Above: Pound-to-Euro exchange rate shown at daily intervals with Euro-Dollar rate.
The increasing return of coronavirus restrictions in Europe was already acting as an outright headwind to the bloc’s economic recovery even before the new virus strain emerged and could mean that last week’s rally in the Euro-Dollar rate is apt to be reversed over the coming days.
That would be beneficial for the Pound-to-Euro exchange rate because it always closely reflects the relative performances of EUR/USD and GBP/USD, and often tends to benefit from declines in EUR/USD.
“The news of a nasty new variant increases the risk of new restrictions, especially in Germany where politicians have been debating this issue fiercely in the past week,” warns Claus Vistesen, chief Eurozone economist at Pantheon Macroeconomics.

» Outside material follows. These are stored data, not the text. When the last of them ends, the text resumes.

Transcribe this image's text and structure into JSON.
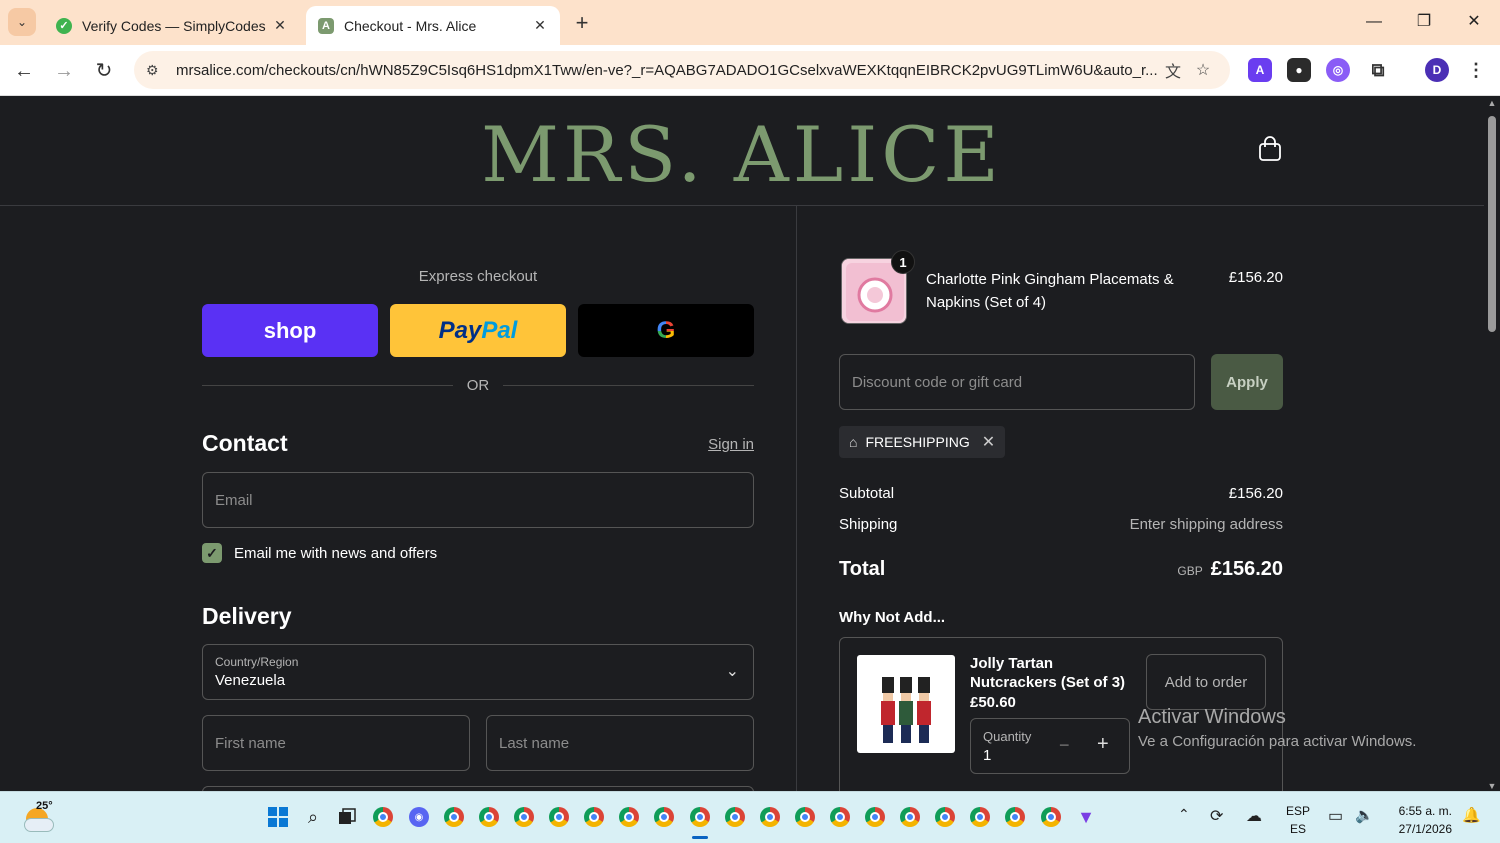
{
  "browser": {
    "tabs": [
      {
        "title": "Verify Codes — SimplyCodes",
        "active": false
      },
      {
        "title": "Checkout - Mrs. Alice",
        "active": true
      }
    ],
    "url": "mrsalice.com/checkouts/cn/hWN85Z9C5Isq6HS1dpmX1Tww/en-ve?_r=AQABG7ADADO1GCselxvaWEXKtqqnEIBRCK2pvUG9TLimW6U&auto_r...",
    "profile_initial": "D"
  },
  "store": {
    "logo": "MRS. ALICE"
  },
  "express": {
    "title": "Express checkout",
    "shop_label": "shop",
    "paypal_label_1": "Pay",
    "paypal_label_2": "Pal",
    "gpay_label": "G",
    "or_label": "OR"
  },
  "contact": {
    "heading": "Contact",
    "signin_label": "Sign in",
    "email_placeholder": "Email",
    "newsletter_label": "Email me with news and offers",
    "newsletter_checked": true
  },
  "delivery": {
    "heading": "Delivery",
    "country_label": "Country/Region",
    "country_value": "Venezuela",
    "first_name_placeholder": "First name",
    "last_name_placeholder": "Last name"
  },
  "cart": {
    "item_name": "Charlotte Pink Gingham Placemats & Napkins (Set of 4)",
    "item_price": "£156.20",
    "item_qty": "1",
    "discount_placeholder": "Discount code or gift card",
    "apply_label": "Apply",
    "applied_code": "FREESHIPPING",
    "subtotal_label": "Subtotal",
    "subtotal_value": "£156.20",
    "shipping_label": "Shipping",
    "shipping_value": "Enter shipping address",
    "total_label": "Total",
    "total_currency": "GBP",
    "total_value": "£156.20"
  },
  "upsell": {
    "heading": "Why Not Add...",
    "name": "Jolly Tartan Nutcrackers (Set of 3)",
    "price": "£50.60",
    "add_label": "Add to order",
    "qty_label": "Quantity",
    "qty_value": "1"
  },
  "watermark": {
    "line1": "Activar Windows",
    "line2": "Ve a Configuración para activar Windows."
  },
  "taskbar": {
    "temperature": "25°",
    "lang_1": "ESP",
    "lang_2": "ES",
    "time": "6:55 a. m.",
    "date": "27/1/2026"
  },
  "colors": {
    "brand_green": "#7c9a6f",
    "shop_purple": "#5a31f4",
    "paypal_yellow": "#ffc439",
    "page_bg": "#1c1d20"
  }
}
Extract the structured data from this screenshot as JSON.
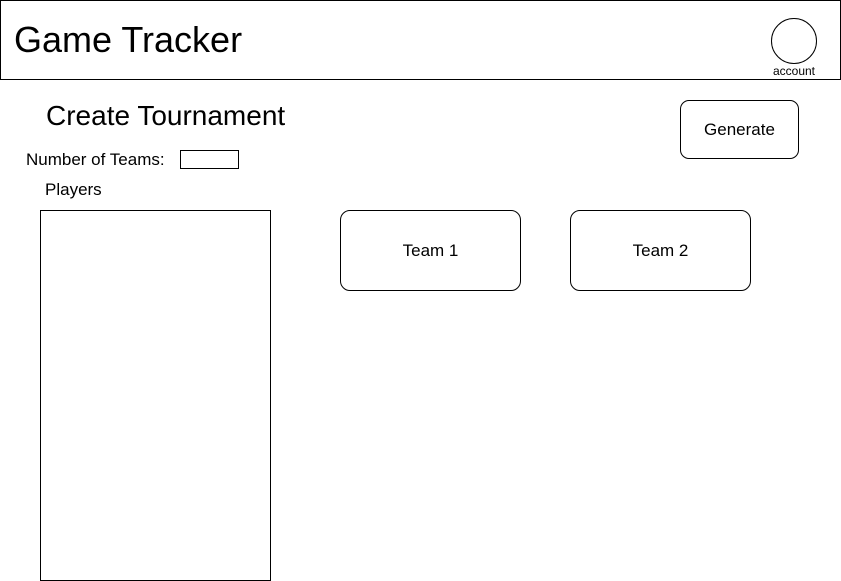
{
  "header": {
    "app_title": "Game Tracker",
    "account_label": "account"
  },
  "main": {
    "page_title": "Create Tournament",
    "generate_label": "Generate",
    "num_teams_label": "Number of Teams:",
    "num_teams_value": "",
    "players_label": "Players",
    "players": [],
    "teams": [
      {
        "label": "Team 1"
      },
      {
        "label": "Team 2"
      }
    ]
  }
}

Vistesen and colleagues said on Friday that tightening restrictions on the continent risk compelling the European Central Bank to extend the life of its quantitative easing programme beyond its envisaged end date of March 2022.
They also suggested the renewed focus in markets on the coronavirus and related containment measures could mean that Tuesday’s Eurozone inflation data ultimately goes overlooked by investors and the single currency.
Tuesday’s Eurozone inflation figures are the highlight of the European calendar for the week ahead, while there’s little by way of major economic numbers due out of the UK.